Patricia Campbell had always planned for a big life, but after giving up her career as a nurse to marry an ambitious doctor and become a mother, Patricia’s life has never felt smaller. The days are long, her kids are ungrateful, her husband is distant, and her to-do list is never really done. The one thing she has to look forward to is her book club, a group of Charleston mothers united only by their love for true-crime and suspenseful fiction. In these meetings, they’re more likely to discuss the FBI’s recent siege of Waco as much as the ups and downs of marriage and motherhood.
But when an artistic and sensitive stranger moves into the neighborhood, the book club’s meetings turn into speculation about the newcomer. Patricia is initially attracted to him, but when some local children go missing, she starts to suspect the newcomer is involved. She begins her own investigation, assuming that he’s a Jeffrey Dahmer or Ted Bundy. What she uncovers is far more terrifying, and soon she—and her book club—are the only people standing between the monster they’ve invited into their homes and their unsuspecting community.
What is The Southern Bookclub’s Guide to Slaying Vampires about?
The book starts with the life of a Southern housewife, Patricia. In seeking to join the right parts of her community she seeks out friendships in a book club, only to find herself with utterly different friends in a completely different book club. Reading only true crime and thrillers, Patricia notices some red flags popping up in her community after the arrival of a stranger. But by the time she does anything about those red flags, he’s already embedded into the lives of her friends and family and refuses to be uprooted.
I went into this book thinking it would be more akin to urban fantasy, but boy was I wrong. This book is so firmly horror. There are incredibly vivid and bloody descriptions of the action, and times where the story takes a turn that’s shocking but also highly genre appropriate.
Tropes: Gentlemen’s Club
One of the major recurring tropes (gotta love some continuity) is that of the Gentlemen’s Club. In the South especially, it’s common for men of a certain community to band together and keep one another’s secrets, as well as enforce the written and unwritten laws of their community. In some cases, this also perpetuates violence when the Club becomes a vigilante mob.
Plot: Preying on Small Town Sensibilities
The nature of the suburban community Patricia is a member of is very important to the story. It allows insiders to get away with a lot more than they should, so long as they follow the guidelines of the community and do not betray certain principles. It also allows the right facade to work for a stranger entering their midst…
I loved the narrative symmetry throughout, with Patricia’s relationship to Miss Mary being tangibly important to the story and the repeated history aspects going on. I enjoyed the fact that the Bookclub fails multiple times in its goals, and that the characters act and feel like cowards. The vitriol and anger of Patricia towards her husband was powerful, and the consequences for not helping those in aid equally so. I liked that everything that was mentioned had a purpose. Imagery wasn’t just for the visualization but because the peach tree meant something, the weird phrases used meant things. All in all, I think this was a masterfully written book.

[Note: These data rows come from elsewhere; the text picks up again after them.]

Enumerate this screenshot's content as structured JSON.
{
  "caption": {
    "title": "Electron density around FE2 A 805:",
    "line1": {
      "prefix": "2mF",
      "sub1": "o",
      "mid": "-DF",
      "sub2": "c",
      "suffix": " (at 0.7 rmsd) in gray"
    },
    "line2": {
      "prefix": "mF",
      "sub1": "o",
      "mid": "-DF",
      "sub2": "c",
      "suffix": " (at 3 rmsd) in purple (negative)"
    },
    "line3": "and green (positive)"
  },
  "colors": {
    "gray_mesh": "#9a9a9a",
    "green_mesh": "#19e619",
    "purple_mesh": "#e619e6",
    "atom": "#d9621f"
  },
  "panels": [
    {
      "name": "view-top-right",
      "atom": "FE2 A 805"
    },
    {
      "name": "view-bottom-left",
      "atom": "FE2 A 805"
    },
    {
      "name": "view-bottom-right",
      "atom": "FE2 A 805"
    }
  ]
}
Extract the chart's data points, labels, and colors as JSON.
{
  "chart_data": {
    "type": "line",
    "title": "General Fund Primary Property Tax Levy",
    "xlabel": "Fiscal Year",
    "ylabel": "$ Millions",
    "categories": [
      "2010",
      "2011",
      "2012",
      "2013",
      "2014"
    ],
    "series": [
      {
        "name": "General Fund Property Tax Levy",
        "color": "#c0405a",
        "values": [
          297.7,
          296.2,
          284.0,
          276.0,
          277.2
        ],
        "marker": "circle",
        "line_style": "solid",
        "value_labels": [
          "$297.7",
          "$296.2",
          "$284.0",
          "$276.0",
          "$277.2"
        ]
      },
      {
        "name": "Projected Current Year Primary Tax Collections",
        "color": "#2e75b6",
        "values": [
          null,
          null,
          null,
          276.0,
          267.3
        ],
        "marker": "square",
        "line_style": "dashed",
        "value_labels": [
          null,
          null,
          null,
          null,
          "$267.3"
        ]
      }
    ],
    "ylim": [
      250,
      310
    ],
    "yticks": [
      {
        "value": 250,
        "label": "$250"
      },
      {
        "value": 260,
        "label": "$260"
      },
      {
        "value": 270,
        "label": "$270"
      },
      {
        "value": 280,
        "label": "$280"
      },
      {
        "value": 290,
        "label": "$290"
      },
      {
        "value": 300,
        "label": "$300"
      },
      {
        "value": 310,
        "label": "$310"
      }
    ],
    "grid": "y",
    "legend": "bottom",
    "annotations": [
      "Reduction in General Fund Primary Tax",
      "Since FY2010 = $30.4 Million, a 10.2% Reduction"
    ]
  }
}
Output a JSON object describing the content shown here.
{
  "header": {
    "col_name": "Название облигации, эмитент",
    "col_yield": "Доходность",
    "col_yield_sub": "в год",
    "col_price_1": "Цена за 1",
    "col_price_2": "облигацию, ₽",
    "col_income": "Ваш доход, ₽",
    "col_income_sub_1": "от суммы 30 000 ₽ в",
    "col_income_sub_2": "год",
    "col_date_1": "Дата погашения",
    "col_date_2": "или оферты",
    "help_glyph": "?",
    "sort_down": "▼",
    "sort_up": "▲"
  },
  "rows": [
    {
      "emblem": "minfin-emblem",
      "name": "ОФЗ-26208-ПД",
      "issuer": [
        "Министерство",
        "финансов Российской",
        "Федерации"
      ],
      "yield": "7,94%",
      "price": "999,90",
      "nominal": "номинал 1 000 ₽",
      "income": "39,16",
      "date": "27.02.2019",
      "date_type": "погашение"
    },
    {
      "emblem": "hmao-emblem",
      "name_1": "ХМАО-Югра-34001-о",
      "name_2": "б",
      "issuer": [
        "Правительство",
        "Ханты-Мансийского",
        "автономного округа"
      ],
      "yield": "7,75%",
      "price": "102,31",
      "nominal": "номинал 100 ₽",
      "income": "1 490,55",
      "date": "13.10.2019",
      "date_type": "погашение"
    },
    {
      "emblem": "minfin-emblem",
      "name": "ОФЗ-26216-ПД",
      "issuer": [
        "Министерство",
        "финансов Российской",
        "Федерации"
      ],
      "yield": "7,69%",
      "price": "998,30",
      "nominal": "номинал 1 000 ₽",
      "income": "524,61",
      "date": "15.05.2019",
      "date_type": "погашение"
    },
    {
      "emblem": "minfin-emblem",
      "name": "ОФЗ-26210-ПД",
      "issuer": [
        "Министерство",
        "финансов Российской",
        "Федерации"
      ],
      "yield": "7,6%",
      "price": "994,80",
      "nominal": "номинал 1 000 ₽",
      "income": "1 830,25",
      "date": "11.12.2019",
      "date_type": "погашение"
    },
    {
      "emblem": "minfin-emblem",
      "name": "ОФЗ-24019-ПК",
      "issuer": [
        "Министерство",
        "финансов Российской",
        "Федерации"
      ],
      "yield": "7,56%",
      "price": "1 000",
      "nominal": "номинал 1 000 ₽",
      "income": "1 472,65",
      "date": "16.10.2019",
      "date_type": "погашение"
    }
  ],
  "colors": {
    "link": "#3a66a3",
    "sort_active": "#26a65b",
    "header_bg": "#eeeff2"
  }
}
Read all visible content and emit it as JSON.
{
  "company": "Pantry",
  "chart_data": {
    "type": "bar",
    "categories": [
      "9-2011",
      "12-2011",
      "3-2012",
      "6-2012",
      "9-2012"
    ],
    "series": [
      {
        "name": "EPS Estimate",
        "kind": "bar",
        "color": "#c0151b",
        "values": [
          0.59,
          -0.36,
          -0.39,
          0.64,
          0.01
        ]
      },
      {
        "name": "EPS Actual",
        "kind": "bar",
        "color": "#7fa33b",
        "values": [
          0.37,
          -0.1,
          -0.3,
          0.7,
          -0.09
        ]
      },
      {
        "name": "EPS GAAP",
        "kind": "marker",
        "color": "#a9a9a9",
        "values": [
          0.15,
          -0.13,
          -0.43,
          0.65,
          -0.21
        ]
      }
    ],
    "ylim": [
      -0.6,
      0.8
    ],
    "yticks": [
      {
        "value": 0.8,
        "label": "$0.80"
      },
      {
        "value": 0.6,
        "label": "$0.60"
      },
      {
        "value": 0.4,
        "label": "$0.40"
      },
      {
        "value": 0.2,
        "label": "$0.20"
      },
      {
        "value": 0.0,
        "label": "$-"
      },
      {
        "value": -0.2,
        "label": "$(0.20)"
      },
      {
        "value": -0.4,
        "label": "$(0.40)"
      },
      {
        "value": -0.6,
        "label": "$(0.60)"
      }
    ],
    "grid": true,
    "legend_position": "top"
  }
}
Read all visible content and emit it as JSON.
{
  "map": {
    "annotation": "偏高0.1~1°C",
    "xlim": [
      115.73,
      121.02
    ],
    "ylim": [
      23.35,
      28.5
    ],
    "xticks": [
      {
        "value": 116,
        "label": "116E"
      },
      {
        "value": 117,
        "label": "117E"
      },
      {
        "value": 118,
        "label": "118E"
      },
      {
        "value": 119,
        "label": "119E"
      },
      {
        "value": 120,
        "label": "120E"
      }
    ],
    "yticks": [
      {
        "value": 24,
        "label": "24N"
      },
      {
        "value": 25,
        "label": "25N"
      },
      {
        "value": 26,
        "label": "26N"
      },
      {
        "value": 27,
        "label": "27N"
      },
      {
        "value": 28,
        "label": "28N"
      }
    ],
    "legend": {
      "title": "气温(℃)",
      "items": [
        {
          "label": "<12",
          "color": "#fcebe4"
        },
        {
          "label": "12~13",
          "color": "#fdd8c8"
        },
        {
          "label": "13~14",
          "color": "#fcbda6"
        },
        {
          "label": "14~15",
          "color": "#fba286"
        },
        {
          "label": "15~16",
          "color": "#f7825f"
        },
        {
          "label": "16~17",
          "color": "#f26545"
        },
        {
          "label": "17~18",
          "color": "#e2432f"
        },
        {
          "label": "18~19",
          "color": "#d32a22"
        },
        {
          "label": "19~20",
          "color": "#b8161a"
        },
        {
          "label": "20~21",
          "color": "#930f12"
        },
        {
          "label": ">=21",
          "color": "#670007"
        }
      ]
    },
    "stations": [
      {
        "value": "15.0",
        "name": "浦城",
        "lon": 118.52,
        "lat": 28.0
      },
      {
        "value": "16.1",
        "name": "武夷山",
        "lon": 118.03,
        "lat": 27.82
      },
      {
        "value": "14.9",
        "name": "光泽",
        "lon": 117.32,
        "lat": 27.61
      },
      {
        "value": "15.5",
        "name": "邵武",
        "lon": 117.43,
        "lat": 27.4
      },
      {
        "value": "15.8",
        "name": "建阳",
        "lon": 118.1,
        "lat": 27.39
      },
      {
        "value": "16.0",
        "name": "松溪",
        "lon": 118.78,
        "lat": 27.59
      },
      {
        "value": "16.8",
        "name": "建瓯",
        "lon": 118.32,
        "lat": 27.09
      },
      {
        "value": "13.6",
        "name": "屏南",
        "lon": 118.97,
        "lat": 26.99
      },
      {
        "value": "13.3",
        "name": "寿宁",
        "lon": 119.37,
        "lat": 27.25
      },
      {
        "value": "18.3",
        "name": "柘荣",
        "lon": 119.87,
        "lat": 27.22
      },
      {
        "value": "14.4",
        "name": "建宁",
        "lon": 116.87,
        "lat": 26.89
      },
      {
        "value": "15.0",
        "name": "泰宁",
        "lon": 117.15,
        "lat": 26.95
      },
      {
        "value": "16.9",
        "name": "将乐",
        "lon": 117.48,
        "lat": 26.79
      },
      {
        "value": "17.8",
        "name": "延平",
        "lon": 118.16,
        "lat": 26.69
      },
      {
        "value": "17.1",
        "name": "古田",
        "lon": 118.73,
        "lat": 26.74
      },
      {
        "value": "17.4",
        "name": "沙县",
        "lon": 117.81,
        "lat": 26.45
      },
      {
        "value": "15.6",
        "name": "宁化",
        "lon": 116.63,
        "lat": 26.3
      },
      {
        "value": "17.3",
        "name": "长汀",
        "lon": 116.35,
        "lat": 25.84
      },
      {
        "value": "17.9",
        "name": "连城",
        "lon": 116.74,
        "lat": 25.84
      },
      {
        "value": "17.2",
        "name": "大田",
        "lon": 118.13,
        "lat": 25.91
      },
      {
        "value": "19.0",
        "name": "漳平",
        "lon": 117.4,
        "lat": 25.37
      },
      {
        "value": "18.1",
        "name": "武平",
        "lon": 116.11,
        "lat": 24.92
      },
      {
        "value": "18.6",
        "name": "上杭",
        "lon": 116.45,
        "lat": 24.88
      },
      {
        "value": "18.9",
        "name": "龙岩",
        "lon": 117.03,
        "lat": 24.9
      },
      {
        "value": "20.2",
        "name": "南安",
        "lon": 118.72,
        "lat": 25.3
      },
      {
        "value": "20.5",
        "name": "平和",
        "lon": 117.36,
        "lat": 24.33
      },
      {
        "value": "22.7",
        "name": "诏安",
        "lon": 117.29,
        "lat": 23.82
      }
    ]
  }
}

Though often important to the moment and the story itself, some of the descriptions were wildly uncomfortable. Not just gore, either; descriptions of bodies and trash and other little things were so detailed and shocking. It felt like this was the point, often, and so it didn’t feel so out of place in the story but I was not prepared for those descriptions to be so vivid.
I think that some of the characters received the wrong message from their own actions and the subsequent consequences, which leads to some murky narrative waters. Some characters view their cowardice as better or worse in certain situations, and there’s a lack of empathy among all of them. Or perhaps misplaced empathy, as the characters do fall prey to their own privileges when deciding what they will and won’t care about.
There are so many parts of this book that only work because they work together. It demonstrates a lot of storytelling skill on the part of the author. The recurring themes and images used throughout are well employed and the characters fully fleshed out and realistic. I enjoyed the slow burn consequences to their decisions, as well, because it felt more realistic than a rushed conclusion after a week or less of action–which is often how these stories fall into place. The more I reflect on this book, the more impressed by it I am. Though the jarring descriptions and weird use of empathy did stick out to me, they don’t ruin my enjoyment of the story and all that’s there. I think this is a wonderful piece of fiction, a subtle critique of small insular Southern communities, and an impressive addition to the horror genre.